Gene Structure, Chromosomal Location, and Expression Pattern of Maleylacetoacetate Isomerase

• Published in: Genomics (San Diego, Calif.) Vol. 58; no. 3; pp. 263 - 269
• Main Authors: Fernández-Cañón, José Manuel, Hejna, Jim, Reifsteck, Carol, Olson, Susan, Grompe, Markus
• Format: Journal Article
• Language: English
• Published: San Diego, CA Elsevier Inc 15.06.1999; Elsevier
• Subjects: Alleles; Amino Acid Metabolism, Inborn Errors - enzymology; Amino Acid Metabolism, Inborn Errors - genetics; Amino Acid Sequence; Aminoacid disorders; Animals; Base Sequence; Biological and medical sciences; Blotting, Northern; Chromosome Banding; Chromosome Mapping; Chromosomes, Human, Pair 14 - genetics; cis-trans-Isomerases - genetics; DNA - chemistry; DNA - genetics; Errors of metabolism; Female; Fundamental and applied biological sciences. Psychology; Gene Expression; gene structure; Genes - genetics; Genes. Genome; Genetic Variation; Humans; In Situ Hybridization, Fluorescence; liver failure; Male; maleylacetoacetate isomerase; Medical sciences; Metabolic diseases; Mice; Mice, Inbred C57BL; Molecular and cellular biology; Molecular genetics; Molecular Sequence Data; Promoter Regions, Genetic; pseudotyrosinemia; RNA - genetics; RNA - metabolism; Sequence Alignment; Sequence Analysis, DNA; Sequence Homology, Amino Acid; Tissue Distribution; Tyrosine - blood; gene structure; liver failure; maleylacetoacetate isomerase; pseudotyrosinemia; Genetic mapping; Human; Tyrosinemia; Enzyme; Deficiency; Rodentia; Metabolic diseases; Chromosome D14; Gene organization; Gene expression; Enzymopathy; Genetic disease; Liver failure; Vertebrata; Maleylacetoacetate isomerase; Isomerases; Mammalia; Gene; Mouse; Mutation; cis-trans-Isomerases; Aminoacid disorder; Polymorphism
• ISSN: 0888-7543; 1089-8646
• DOI: 10.1006/geno.1999.5832

The gene for maleylacetoacetate isomerase (MAAI) (EC 5.2.1.2) was the last gene in the mammalian phenylalanine/tyrosine catabolic pathway to be cloned.

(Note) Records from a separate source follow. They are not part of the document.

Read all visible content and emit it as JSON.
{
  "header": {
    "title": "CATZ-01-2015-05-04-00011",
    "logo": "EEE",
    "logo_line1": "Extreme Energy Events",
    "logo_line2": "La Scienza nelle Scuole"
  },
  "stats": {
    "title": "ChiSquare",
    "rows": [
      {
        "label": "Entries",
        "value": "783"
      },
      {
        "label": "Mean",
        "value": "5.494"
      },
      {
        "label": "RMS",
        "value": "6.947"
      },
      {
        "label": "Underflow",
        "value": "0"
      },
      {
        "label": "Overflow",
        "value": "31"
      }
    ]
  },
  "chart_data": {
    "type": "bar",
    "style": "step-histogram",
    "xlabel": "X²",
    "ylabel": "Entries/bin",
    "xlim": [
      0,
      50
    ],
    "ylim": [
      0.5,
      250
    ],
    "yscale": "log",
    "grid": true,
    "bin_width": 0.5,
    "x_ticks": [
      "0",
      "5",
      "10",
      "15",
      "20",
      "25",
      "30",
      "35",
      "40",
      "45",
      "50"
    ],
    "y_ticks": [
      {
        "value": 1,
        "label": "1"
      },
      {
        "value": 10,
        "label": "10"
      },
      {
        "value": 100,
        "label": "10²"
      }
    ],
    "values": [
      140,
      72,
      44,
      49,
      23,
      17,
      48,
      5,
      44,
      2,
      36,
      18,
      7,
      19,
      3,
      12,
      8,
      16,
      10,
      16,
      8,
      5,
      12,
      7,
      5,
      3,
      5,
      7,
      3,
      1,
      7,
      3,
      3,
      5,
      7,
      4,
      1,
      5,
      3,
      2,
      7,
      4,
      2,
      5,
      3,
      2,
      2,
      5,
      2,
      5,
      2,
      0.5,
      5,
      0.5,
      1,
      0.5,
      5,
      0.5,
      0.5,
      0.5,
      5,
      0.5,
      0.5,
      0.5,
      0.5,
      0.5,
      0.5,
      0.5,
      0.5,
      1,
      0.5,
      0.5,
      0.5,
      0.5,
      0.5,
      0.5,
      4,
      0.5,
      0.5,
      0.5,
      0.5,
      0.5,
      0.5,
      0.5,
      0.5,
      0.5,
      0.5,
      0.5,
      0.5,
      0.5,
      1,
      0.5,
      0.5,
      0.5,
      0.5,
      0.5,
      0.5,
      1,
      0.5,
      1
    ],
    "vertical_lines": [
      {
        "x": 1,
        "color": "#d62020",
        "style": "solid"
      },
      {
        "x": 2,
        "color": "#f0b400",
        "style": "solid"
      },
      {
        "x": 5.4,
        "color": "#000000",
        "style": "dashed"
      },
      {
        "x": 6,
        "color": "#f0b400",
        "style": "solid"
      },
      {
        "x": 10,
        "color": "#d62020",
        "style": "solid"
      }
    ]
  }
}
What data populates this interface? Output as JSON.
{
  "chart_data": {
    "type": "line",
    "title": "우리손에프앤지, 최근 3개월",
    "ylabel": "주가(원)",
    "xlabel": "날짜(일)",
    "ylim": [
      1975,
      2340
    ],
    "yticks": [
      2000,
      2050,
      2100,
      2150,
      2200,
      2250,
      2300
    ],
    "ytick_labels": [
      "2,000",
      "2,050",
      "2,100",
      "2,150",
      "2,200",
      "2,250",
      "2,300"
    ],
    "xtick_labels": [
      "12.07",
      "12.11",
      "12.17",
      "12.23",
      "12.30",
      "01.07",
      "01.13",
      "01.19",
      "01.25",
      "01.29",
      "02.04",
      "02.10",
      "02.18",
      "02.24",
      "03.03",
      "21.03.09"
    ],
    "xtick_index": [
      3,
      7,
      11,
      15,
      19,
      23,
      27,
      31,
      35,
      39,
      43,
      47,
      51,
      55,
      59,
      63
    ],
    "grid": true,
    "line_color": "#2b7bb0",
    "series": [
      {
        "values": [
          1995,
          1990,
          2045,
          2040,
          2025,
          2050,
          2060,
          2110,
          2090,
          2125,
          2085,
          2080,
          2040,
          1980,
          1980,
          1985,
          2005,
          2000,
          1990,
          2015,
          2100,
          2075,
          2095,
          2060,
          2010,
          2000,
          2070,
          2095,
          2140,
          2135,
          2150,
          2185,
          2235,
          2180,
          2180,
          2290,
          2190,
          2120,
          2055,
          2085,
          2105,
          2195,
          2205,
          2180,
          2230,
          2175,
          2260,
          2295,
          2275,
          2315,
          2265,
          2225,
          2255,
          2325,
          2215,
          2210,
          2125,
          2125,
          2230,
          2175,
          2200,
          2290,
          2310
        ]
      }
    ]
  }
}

We have isolated the human and murine genes and determined their genomic structure. The human gene spans a genomic region of ∼10 kb, has 9 exons ranging from 50 to 528 bp in size, and was mapped to 14q24.3–14q31.1 using fluorescence in situ hybridization. The complete catabolic pathway of phenylalanine/tyrosine is normally restricted to liver and kidney, but the maleylacetoacetate isomerase gene is expressed ubiquitously. This suggests a possible second role for the MAAI protein different from phenylalanine/tyrosine catabolism. We have searched for mutations in the maleylacetoacetate isomerase gene in four cases of unexplained severe liver failure in infancy with clinical similarities to hereditary tyrosinemia type I (pseudotyrosinemia). Several amino acid changes were identified, but all were found to retain MAAI activity and thus represent protein polymorphisms. We conclude that MAAI deficiency is not a common cause of the pseudotyrosinemic phenotype.